Generating Korean Image Captions using OCR in CoT Prompting
Published in HCLT-KACL 2024, 2024
Overview
This project addresses the challenge of generating high-quality image captions in Korean, a language with relatively limited large-scale captioning resources. We integrate Optical Character Recognition (OCR) with Chain-of-Thought (CoT) prompting to improve captioning performance on text-rich images such as signs, labels, and documents.
Motivation
Most vision-language models underperform on Korean due to scarce training data. Text-rich images are especially problematic, as models often ignore or mistranslate embedded Korean text.
Approach
- OCR Integration: Extract Korean text from images using OCR.
- CoT Prompting: Incorporate OCR outputs into a reasoning chain before generating captions.
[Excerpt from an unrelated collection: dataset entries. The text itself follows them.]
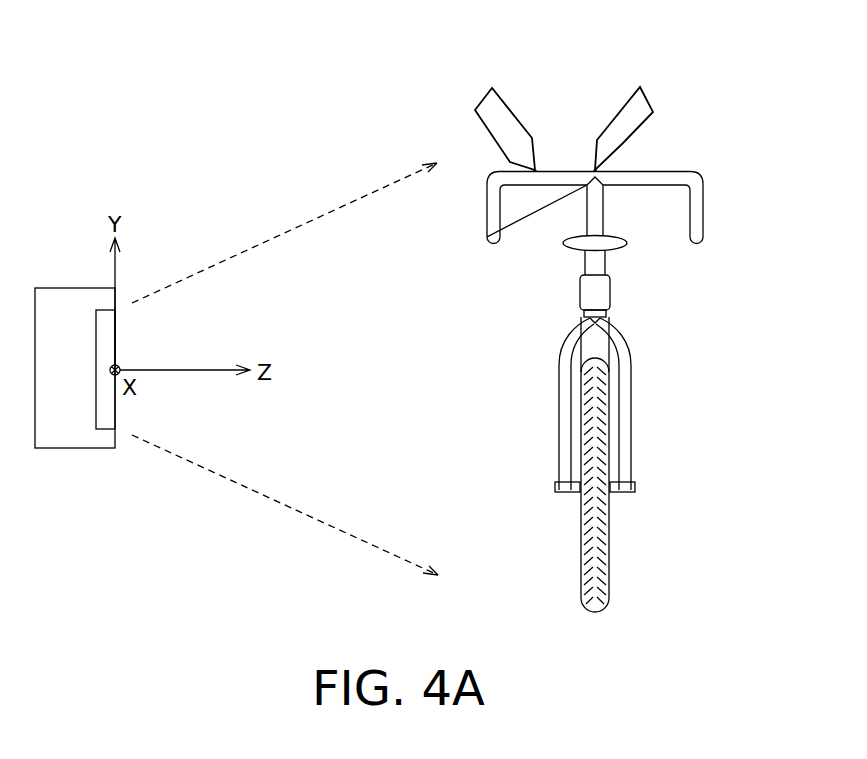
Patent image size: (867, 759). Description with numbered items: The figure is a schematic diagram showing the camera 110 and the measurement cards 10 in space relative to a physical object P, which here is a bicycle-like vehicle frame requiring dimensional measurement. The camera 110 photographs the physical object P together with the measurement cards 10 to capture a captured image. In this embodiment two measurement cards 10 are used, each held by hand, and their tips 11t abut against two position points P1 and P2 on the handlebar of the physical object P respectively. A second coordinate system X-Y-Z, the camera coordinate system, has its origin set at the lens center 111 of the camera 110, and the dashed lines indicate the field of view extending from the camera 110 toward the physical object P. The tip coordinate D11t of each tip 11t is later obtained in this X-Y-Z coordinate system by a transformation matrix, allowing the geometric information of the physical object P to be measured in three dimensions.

The measurement card 10 is at (503, 98).
The tip 11t is at (537, 170).
The camera 110 is at (73, 448).
The lens center 111 is at (113, 368).
The physical object P is at (476, 406).
The position point P1 is at (537, 172).
The position point P2 is at (595, 172).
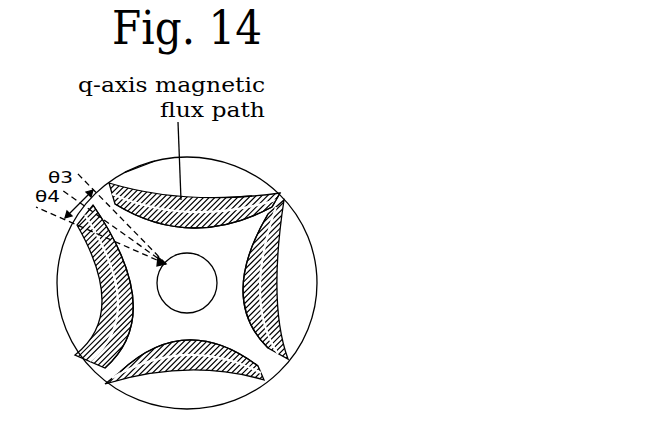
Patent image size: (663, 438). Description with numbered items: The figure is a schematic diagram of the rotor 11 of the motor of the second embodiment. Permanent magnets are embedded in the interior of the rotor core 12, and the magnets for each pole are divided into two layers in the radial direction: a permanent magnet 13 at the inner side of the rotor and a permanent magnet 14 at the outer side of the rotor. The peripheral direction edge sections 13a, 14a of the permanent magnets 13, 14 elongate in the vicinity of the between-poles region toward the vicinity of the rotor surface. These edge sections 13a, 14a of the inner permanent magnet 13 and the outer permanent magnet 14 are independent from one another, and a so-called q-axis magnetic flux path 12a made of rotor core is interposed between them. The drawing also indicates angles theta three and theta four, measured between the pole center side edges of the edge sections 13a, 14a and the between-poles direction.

The rotor 11 is at (263, 352).
The rotor core 12 is at (227, 303).
The q-axis magnetic flux path 12a is at (142, 182).
The permanent magnet 13 is at (232, 220).
The peripheral direction edge section 13a is at (271, 188).
The permanent magnet 14 is at (197, 200).
The peripheral direction edge section 14a is at (245, 183).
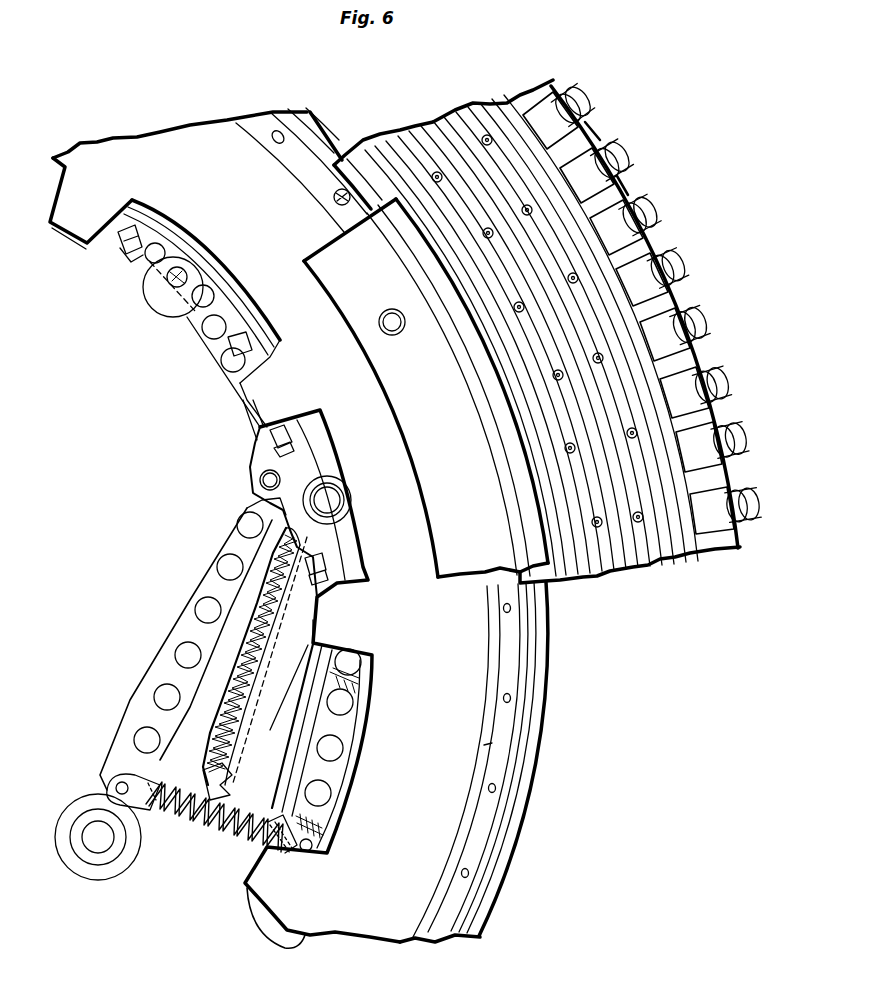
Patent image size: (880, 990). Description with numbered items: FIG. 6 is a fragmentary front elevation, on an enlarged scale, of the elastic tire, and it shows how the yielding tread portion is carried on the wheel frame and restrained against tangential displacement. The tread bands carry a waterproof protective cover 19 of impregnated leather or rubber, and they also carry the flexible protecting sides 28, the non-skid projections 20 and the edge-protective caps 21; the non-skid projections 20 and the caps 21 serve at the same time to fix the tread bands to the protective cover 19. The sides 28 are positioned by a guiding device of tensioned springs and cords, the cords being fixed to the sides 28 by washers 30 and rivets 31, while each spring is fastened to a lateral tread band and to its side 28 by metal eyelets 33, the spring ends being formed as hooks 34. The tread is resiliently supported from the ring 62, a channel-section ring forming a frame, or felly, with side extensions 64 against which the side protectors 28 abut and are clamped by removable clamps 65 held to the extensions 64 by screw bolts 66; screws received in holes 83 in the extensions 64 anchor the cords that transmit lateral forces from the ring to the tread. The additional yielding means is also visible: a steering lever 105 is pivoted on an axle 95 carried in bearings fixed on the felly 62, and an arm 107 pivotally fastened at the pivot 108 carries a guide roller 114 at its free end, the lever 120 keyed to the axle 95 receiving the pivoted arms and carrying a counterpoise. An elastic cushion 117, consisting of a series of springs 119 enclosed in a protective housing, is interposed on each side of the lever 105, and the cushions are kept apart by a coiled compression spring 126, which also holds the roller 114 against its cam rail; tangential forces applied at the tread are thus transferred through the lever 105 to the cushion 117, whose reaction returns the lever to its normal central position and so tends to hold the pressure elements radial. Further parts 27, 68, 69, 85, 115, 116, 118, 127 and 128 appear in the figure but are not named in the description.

The waterproof protective cover 19 is at (603, 136).
The non-skid projection 20 is at (582, 102).
The edge-protective cap 21 is at (628, 313).
The connecting lead 27 is at (612, 198).
The protecting side 28 is at (630, 565).
The washer 30 is at (482, 141).
The rivet 31 is at (486, 146).
The metal eyelet 33 is at (597, 363).
The hook 34 is at (596, 353).
The ring 62 is at (321, 671).
The side extension 64 is at (357, 975).
The removable clamp 65 is at (426, 388).
The screw bolt 66 is at (392, 315).
The guide bar 68 is at (200, 277).
The bolt 69 is at (127, 248).
The hole 83 is at (503, 608).
The screw 85 is at (334, 201).
The axle 95 is at (327, 500).
The steering lever 105 is at (280, 508).
The arm 107 is at (186, 649).
The pivot 108 is at (260, 480).
The guide roller 114 is at (252, 902).
The guide strip 115 is at (292, 792).
The spring seat 116 is at (196, 781).
The elastic cushion 117 is at (222, 738).
The brake shoe 118 is at (310, 722).
The spring 119 is at (232, 710).
The lever 120 is at (233, 378).
The coiled compression spring 126 is at (197, 832).
The spring end 127 is at (288, 842).
The anchor pin 128 is at (112, 778).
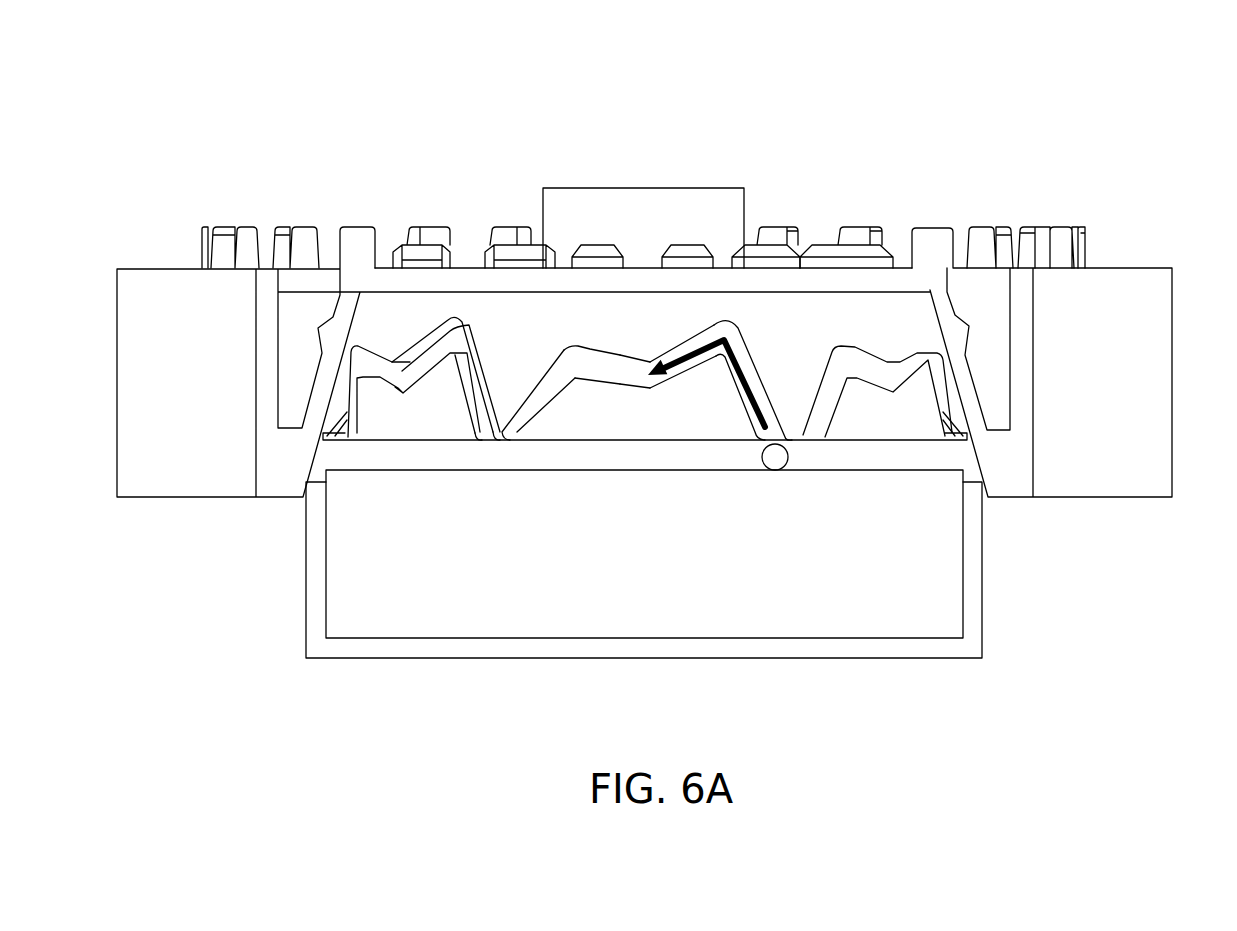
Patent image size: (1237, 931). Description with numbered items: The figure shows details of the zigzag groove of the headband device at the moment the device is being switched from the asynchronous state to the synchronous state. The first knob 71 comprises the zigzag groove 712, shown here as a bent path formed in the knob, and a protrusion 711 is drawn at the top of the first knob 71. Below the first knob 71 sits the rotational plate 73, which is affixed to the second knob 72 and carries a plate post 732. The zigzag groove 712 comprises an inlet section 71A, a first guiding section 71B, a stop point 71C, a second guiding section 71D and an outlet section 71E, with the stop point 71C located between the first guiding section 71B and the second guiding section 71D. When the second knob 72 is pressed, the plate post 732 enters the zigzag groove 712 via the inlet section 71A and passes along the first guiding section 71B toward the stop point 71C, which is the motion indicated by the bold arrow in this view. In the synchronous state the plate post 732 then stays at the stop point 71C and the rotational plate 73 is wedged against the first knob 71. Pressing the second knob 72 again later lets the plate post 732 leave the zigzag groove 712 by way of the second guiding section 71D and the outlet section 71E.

The first knob 71 is at (1153, 385).
The protrusion of housing 711 is at (1043, 243).
The zigzag groove 712 is at (435, 65).
The inlet section 71A is at (758, 368).
The first guiding section 71B is at (690, 343).
The stop point 71C is at (648, 378).
The second guiding section 71D is at (605, 367).
The outlet section 71E is at (543, 403).
The second knob 72 is at (412, 647).
The rotational plate 73 is at (897, 622).
The plate post 732 is at (775, 457).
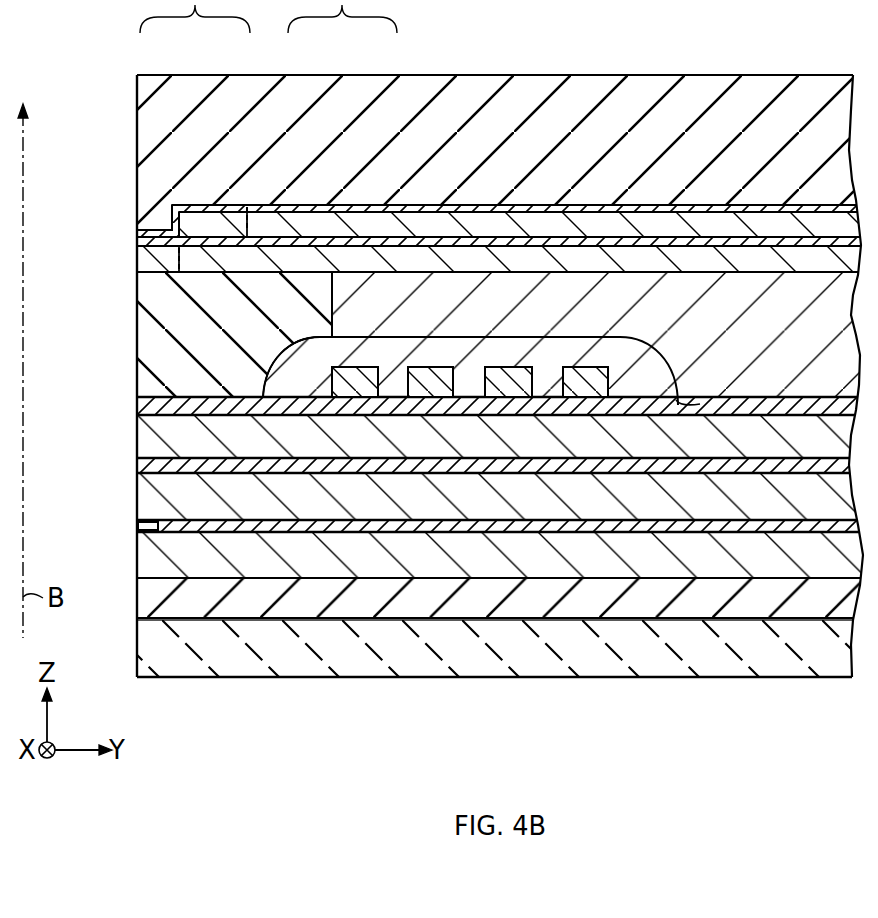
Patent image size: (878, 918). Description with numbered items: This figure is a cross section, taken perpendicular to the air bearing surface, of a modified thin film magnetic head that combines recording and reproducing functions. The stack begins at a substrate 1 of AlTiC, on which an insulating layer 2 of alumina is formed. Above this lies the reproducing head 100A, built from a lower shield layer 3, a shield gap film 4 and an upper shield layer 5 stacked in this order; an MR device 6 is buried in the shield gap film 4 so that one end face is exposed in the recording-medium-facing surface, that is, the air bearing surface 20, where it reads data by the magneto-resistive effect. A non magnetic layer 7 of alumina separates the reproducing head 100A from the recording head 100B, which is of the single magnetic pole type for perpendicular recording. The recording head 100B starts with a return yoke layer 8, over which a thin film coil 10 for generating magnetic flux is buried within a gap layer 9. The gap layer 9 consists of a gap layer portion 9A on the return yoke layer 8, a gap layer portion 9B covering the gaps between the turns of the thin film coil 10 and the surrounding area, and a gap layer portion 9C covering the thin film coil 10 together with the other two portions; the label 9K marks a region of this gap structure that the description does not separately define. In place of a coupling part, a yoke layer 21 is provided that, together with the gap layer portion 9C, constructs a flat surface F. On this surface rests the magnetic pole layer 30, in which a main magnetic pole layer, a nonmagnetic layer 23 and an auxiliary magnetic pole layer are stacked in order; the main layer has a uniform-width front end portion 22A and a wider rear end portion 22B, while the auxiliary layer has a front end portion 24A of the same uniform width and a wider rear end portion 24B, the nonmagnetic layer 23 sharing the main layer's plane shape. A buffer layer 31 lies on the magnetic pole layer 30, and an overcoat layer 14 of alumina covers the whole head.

The substrate 1 is at (812, 655).
The insulating layer 2 is at (755, 600).
The lower shield layer 3 is at (705, 557).
The shield gap film 4 is at (648, 527).
The upper shield layer 5 is at (588, 497).
The MR device 6 is at (147, 533).
The non magnetic layer 7 is at (530, 470).
The return yoke layer 8 is at (475, 438).
The gap layer 9 is at (503, 523).
The gap layer portion 9A is at (353, 407).
The gap layer portion 9B is at (302, 382).
The gap layer portion 9C is at (228, 356).
The kink portion of core 9K is at (688, 406).
The thin film coil 10 is at (434, 383).
The overcoat layer 14 is at (818, 108).
The air bearing surface 20 is at (134, 111).
The yoke layer 21 is at (620, 310).
The front end portion 22A is at (157, 253).
The rear end portion 22B is at (198, 257).
The nonmagnetic layer 23 is at (437, 255).
The front end portion 24A is at (240, 213).
The rear end portion 24B is at (375, 217).
The magnetic pole layer 30 is at (495, 195).
The buffer layer 31 is at (753, 207).
The reproducing head 100A is at (128, 473).
The recording head 100B is at (128, 207).
The flat surface F is at (565, 268).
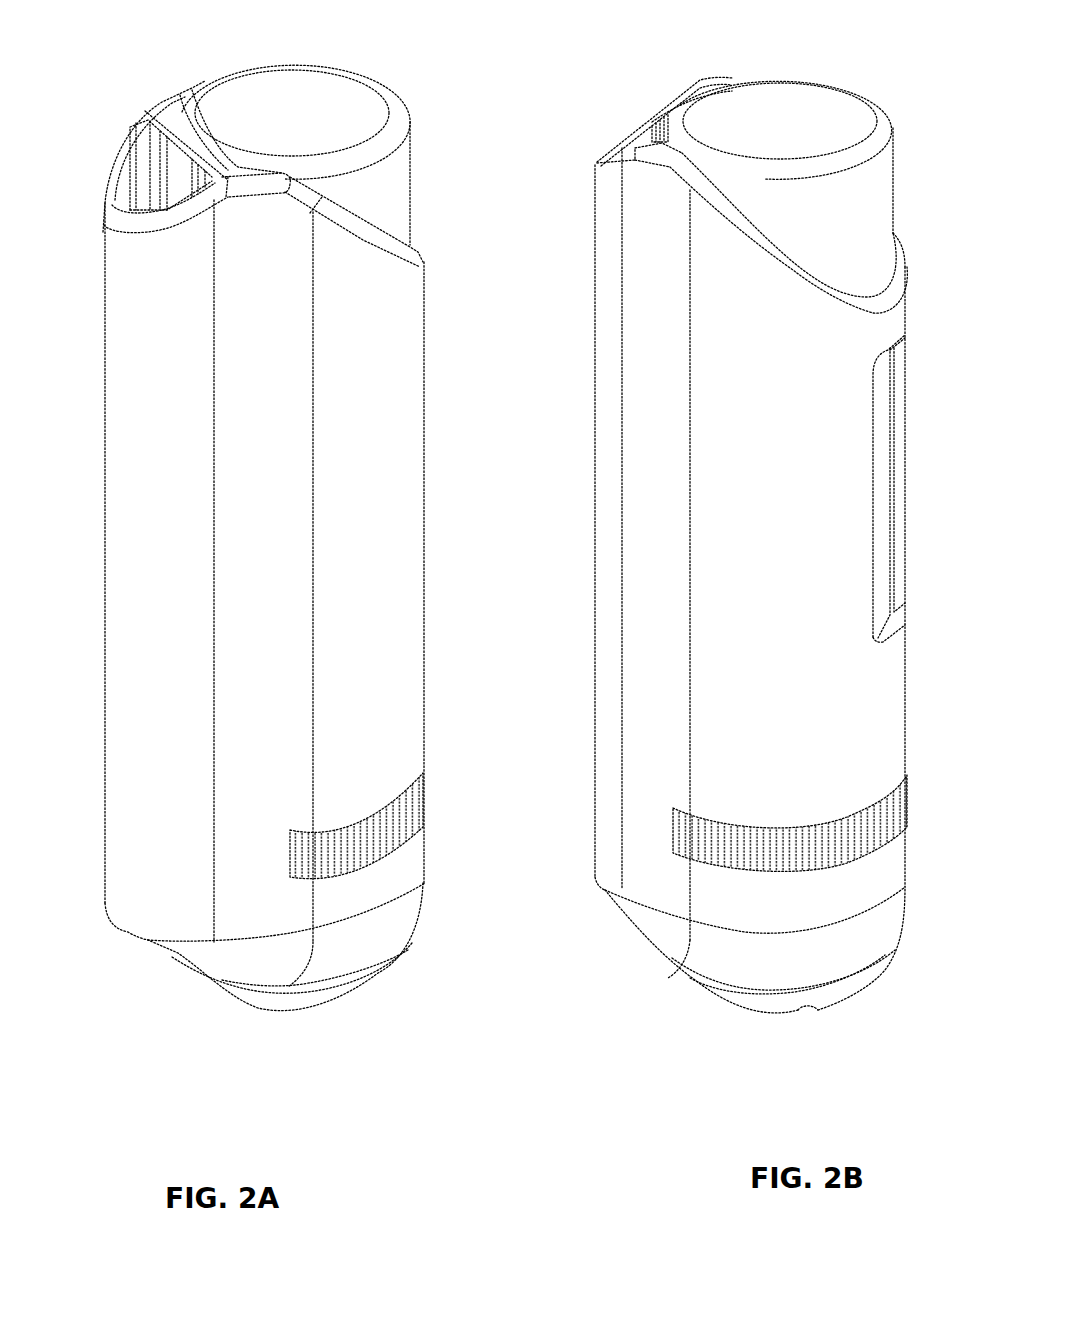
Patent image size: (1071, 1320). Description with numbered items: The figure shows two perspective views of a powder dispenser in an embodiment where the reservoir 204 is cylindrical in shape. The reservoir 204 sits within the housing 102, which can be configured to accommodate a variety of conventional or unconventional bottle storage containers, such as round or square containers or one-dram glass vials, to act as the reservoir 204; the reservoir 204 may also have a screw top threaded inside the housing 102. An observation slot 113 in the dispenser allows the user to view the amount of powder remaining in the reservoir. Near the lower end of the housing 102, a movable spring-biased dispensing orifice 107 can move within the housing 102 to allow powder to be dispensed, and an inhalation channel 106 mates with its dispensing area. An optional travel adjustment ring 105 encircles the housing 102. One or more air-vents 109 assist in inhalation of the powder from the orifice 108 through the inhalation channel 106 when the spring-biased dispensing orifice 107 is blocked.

In FIG. 2A, the housing 102 is at (367, 606).
In FIG. 2B, the housing 102 is at (678, 623).
In FIG. 2A, the travel adjustment ring 105 is at (400, 832).
In FIG. 2B, the travel adjustment ring 105 is at (700, 850).
In FIG. 2A, the inhalation channel 106 is at (127, 727).
In FIG. 2A, the spring-biased dispensing orifice 107 is at (392, 943).
In FIG. 2B, the spring-biased dispensing orifice 107 is at (713, 953).
In FIG. 2A, the orifice 108 is at (135, 183).
In FIG. 2B, the orifice 108 is at (640, 128).
In FIG. 2B, the air-vent 109 is at (796, 1013).
In FIG. 2B, the observation slot 113 is at (883, 475).
In FIG. 2A, the reservoir 204 is at (390, 207).
In FIG. 2B, the reservoir 204 is at (785, 103).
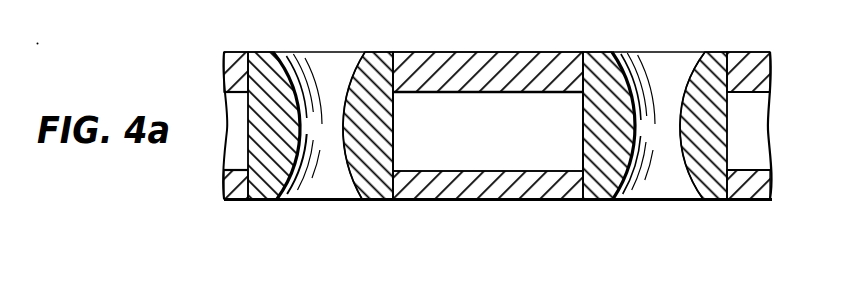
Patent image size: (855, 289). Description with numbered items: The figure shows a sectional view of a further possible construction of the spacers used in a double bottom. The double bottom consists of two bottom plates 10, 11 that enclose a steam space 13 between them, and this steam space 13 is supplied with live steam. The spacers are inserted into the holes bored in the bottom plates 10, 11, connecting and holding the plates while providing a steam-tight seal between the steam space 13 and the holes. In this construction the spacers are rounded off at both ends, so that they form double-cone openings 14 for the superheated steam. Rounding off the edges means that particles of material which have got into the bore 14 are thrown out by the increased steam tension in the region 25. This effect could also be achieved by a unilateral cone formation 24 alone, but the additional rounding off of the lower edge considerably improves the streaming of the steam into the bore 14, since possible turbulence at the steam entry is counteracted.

The bottom plate 10 is at (510, 68).
The bottom plate 11 is at (488, 185).
The steam space 13 is at (563, 108).
The double-cone opening 14 is at (669, 66).
The unilateral cone formation 24 is at (291, 68).
The region of increased steam tension 25 is at (303, 185).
- Grounded Captions: Generate captions that combine both visual content and recognized Korean text.
Results
Our method produces captions that are more accurate, context-aware, and linguistically faithful to Korean compared to baseline captioning approaches.
Impact
This work demonstrates how reasoning-based prompting and OCR integration can improve generative AI for low-resource languages, with potential applications in accessibility, digital archiving, and human-centered AI systems.
Recommended citation: Hong, M., Yun, Y., Park, S., & Kim, J. (2024). Generating Korean Image Captions using OCR in CoT Prompting. In Annual Conference on Human and Language Technology (pp. 165-168). Human and Language Technology.